Покаяние не помогло. Боль не проходила, даже казалось, будто с каждым “Каюсь!” она приобретала новую силу. В самой недосягаемой глубине своей мутной души Марк надеялся, что разговор с Богом что-то изменит, словно это был разговор с начальником тюрьмы. Но теперь он понял, что Бог всё же хочет его смерти. Сознание снова стало уходить из головы и сосредотачиваться на больных зубах. Неожиданно Марк порадовался, что больше никого не убьет. Он понимал, что не в силах сам избавиться от кровавого увлечения, но оно вдруг стало ему в тягость. То ли физическая боль продолжалась так долго, что стала походить на душевную, то ли он действительно ощутил тяжесть греха на своих плечах. Он снова представил себе электрический стул символом освобождения, на этот раз – от греха. Освобождения собственной души от преступлений, которые он ещё мог бы совершить. Освобождения мира от больного зуба по имени Марк Штейн.

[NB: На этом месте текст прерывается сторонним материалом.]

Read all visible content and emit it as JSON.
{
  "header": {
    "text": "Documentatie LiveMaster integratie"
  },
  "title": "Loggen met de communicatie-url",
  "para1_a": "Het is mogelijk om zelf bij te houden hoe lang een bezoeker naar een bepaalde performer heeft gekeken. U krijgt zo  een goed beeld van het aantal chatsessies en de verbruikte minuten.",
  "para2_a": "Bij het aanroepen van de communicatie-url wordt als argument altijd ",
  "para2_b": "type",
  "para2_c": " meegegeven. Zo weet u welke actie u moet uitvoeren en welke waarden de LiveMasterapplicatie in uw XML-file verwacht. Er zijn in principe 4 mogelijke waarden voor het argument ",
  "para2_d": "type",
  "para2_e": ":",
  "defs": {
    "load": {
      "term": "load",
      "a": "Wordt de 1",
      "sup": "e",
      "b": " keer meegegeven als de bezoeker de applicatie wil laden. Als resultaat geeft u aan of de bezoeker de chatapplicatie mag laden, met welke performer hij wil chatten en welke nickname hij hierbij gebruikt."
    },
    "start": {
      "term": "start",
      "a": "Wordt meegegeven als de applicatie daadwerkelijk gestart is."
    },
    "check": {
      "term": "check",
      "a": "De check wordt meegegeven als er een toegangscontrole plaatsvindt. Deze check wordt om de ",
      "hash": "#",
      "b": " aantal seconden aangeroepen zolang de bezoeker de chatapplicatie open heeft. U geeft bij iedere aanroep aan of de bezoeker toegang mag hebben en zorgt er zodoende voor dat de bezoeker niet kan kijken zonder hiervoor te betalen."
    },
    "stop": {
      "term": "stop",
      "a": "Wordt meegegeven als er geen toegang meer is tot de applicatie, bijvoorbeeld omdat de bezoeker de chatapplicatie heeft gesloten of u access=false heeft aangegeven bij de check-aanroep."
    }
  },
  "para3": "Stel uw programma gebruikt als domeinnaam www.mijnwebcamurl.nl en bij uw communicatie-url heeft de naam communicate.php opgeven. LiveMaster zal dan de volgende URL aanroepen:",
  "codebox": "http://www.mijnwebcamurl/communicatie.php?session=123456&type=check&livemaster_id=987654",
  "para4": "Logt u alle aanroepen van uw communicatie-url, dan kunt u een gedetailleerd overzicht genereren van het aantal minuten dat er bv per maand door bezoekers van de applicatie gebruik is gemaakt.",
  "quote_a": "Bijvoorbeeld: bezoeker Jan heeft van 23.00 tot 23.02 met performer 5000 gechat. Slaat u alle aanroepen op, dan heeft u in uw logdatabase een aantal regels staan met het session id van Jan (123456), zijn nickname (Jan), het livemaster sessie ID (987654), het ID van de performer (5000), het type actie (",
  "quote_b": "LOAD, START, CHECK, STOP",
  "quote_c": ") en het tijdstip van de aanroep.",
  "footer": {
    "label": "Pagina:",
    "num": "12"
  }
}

Утром в камеру вошёл священник. Преступнику оставалось только исповедаться и пойти на казнь. Начальник тюрьмы не раскрыл готовящегося побега, но смутные догадки тревожили его, и чтобы подстраховаться, казнь перенесли на раннее утро. Марк спал раскинув руки, лёжа на спине, его босые ноги свешивались с края койки. На его лице не было ни следа ночных страданий, была лишь смиренная улыбка. Волосы выглядели совсем седыми, а может быть это утренний свет перекрасил их на свой вкус. Проснувшись от прикосновения человека в рясе, Марк не испугался, потому что спросонья плохо понимал, что происходит. Ему удалось поспать совсем недолго, и голова была какой-то опустошённой. Как пустой дом. Но не разорённый и обворованный, а дом, из которого аккуратно вынесли вещи, чтобы куда-то перевезти – видимо, в дом получше. Штейн почти не помнил боли, терзавшей его ночью: человеку вообще трудно запомнить боль. Он только помнил, что решил умереть. Помнил, что был убийцей, и это ужаснуло его. Сейчас, в обществе священника и утреннего солнца, пробившегося через тройную решётку, после счастливого избавления от зубной боли, об этом не хотелось вспоминать.
- Тебе надо исповедаться, сын мой, - безо всякого воодушевления проговорил священник.
- Отче, - спокойно ответил Штейн, - через несколько минут я умру. Не стоит тратить время на спектакль, которого никто не увидит. Считай, что я уже исповедался, и мы оба свободны: я – от грехов, а ты – от меня.
- Что ж, тогда удачи тебе ТАМ! Аминь...
Минут через двадцать Марк, не выспавшийся и всё ещё плохо соображающий, взошёл на Престол Господень. “Неужели я умираю из-за зубной боли?” - подумал он. Перед тем, как погрузиться в бездну, он успел увидеть молнии, исходящие от престола и радугу над ним.